HISD board approves longer school days at 11 closed campuses.
Kids will attend 25 to 55 minutes longer in the fall
School days will grow longer for students at 11 Houston Independent School District campuses after the Board of Education voted Thursday night to extend school days to stay in compliance with state law.
The next step is for the Texas Education Agency to grant Houston ISD nine disaster waivers for classes missed from Aug. 28 to Sept. 8 due to Hurricane Harvey. If approved by TEA, HISD students will likely not have to make up those days during the coming school year, but a handful of schools opening in the coming two weeks will need to make up time.
Superintendent Richard Carranza said the district had three options to comply with the state law: cut short planned holidays, tack days on to the end of the school year or lengthen the school day.
“There is no perfect situation,” Carranza said. “But we are also very committed to make sure the additional time required for students won’t just be seat time. We’re going to have enrichment activities and teachers informed in trauma pedagogy.”
The lengthened school days will only be in effect for the fall semester. Students at all schools will be on regular schedules beginning in 2018.
The item, which was approved on a 7-1 vote with one abstention, also will eliminate five early-release days for all Houston ISD campuses and allow the district to send the missed day waivers to the state. It also provided $2 million to pay teachers and school support staff at the 11 schools for the extra time they’ll spend at work. That $2 million will come out of the district’s reserve funds, which held about $308 million at the end of the 20162017 fiscal year for emergencies.

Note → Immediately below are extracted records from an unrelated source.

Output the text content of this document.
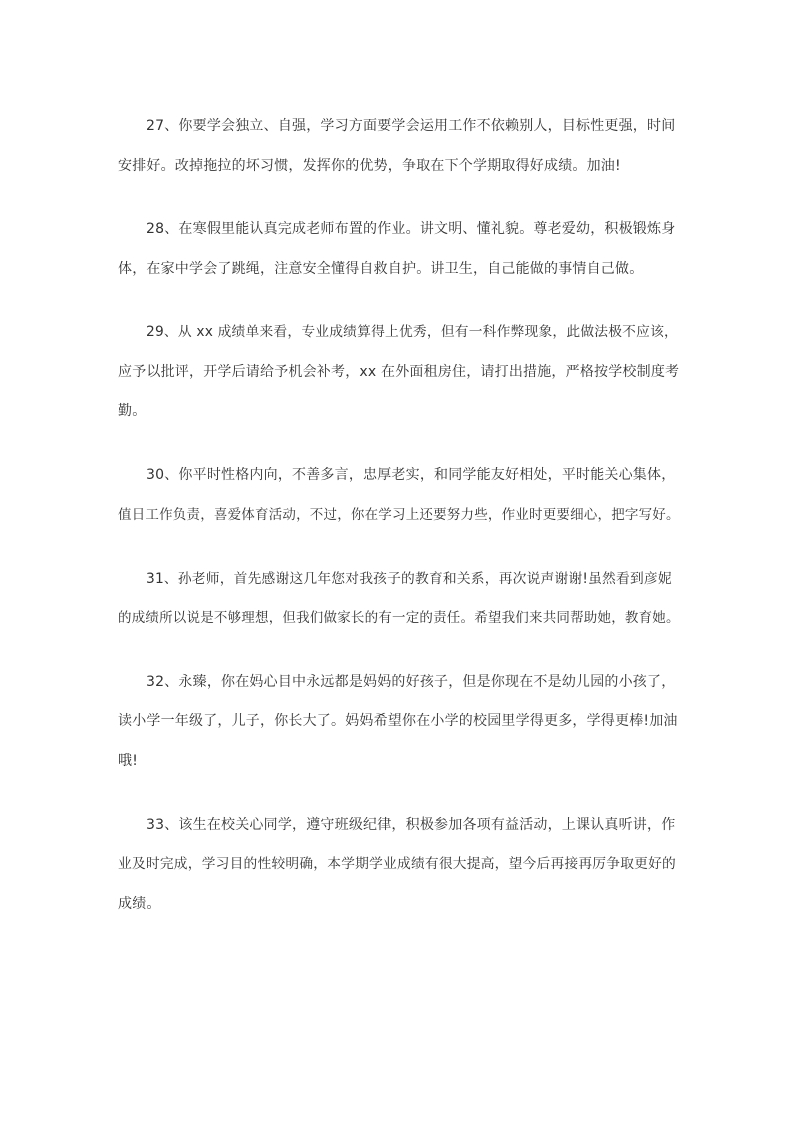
27、你要学会独立、自强，学习方面要学会运用工作不依赖别人，目标性更强，时间
安排好。改掉拖拉的坏习惯，发挥你的优势，争取在下个学期取得好成绩。加油!
28、在寒假里能认真完成老师布置的作业。讲文明、懂礼貌。尊老爱幼，积极锻炼身
体，在家中学会了跳绳，注意安全懂得自救自护。讲卫生，自己能做的事情自己做。
29、从 xx 成绩单来看，专业成绩算得上优秀，但有一科作弊现象，此做法极不应该，
应予以批评，开学后请给予机会补考，xx 在外面租房住，请打出措施，严格按学校制度考
勤。
30、你平时性格内向，不善多言，忠厚老实，和同学能友好相处，平时能关心集体，
值日工作负责，喜爱体育活动，不过，你在学习上还要努力些，作业时更要细心，把字写好。
31、孙老师，首先感谢这几年您对我孩子的教育和关系，再次说声谢谢!虽然看到彦妮
的成绩所以说是不够理想，但我们做家长的有一定的责任。希望我们来共同帮助她，教育她。
32、永臻，你在妈心目中永远都是妈妈的好孩子，但是你现在不是幼儿园的小孩了，
读小学一年级了，儿子，你长大了。妈妈希望你在小学的校园里学得更多，学得更棒!加油
哦!
33、该生在校关心同学，遵守班级纪律，积极参加各项有益活动，上课认真听讲，作
业及时完成，学习目的性较明确，本学期学业成绩有很大提高，望今后再接再厉争取更好的
成绩。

Texas mandates students receive 75,600 minutes of instruction per year. To comply, students attending four schools scheduled to open Sept. 18 will attend class for an additional 25 minutes. Those schools are Mitchell Elementary, Key Middle, and Bellaire and Northside high schools.
Students attending seven schools set to resume classes on Sept. 25 will have 55 minutes added to their day. Those schools are Braeburn, Hilliard, Kolter, Roland P. Harris and Scarborough elementary; Forest Brook Middle; and Liberty High.
Trustee Mike Lunceford, the only trustee to vote against elongating the school year, put forward an amendment that would allow the six elementary schools that will have longer school days to spread those extra minutes out over the entire school year rather than just during the first semester. District staff said spreading those minutes out throughout the year would cost the district and additional $800,000 in extra teacher and staff pay.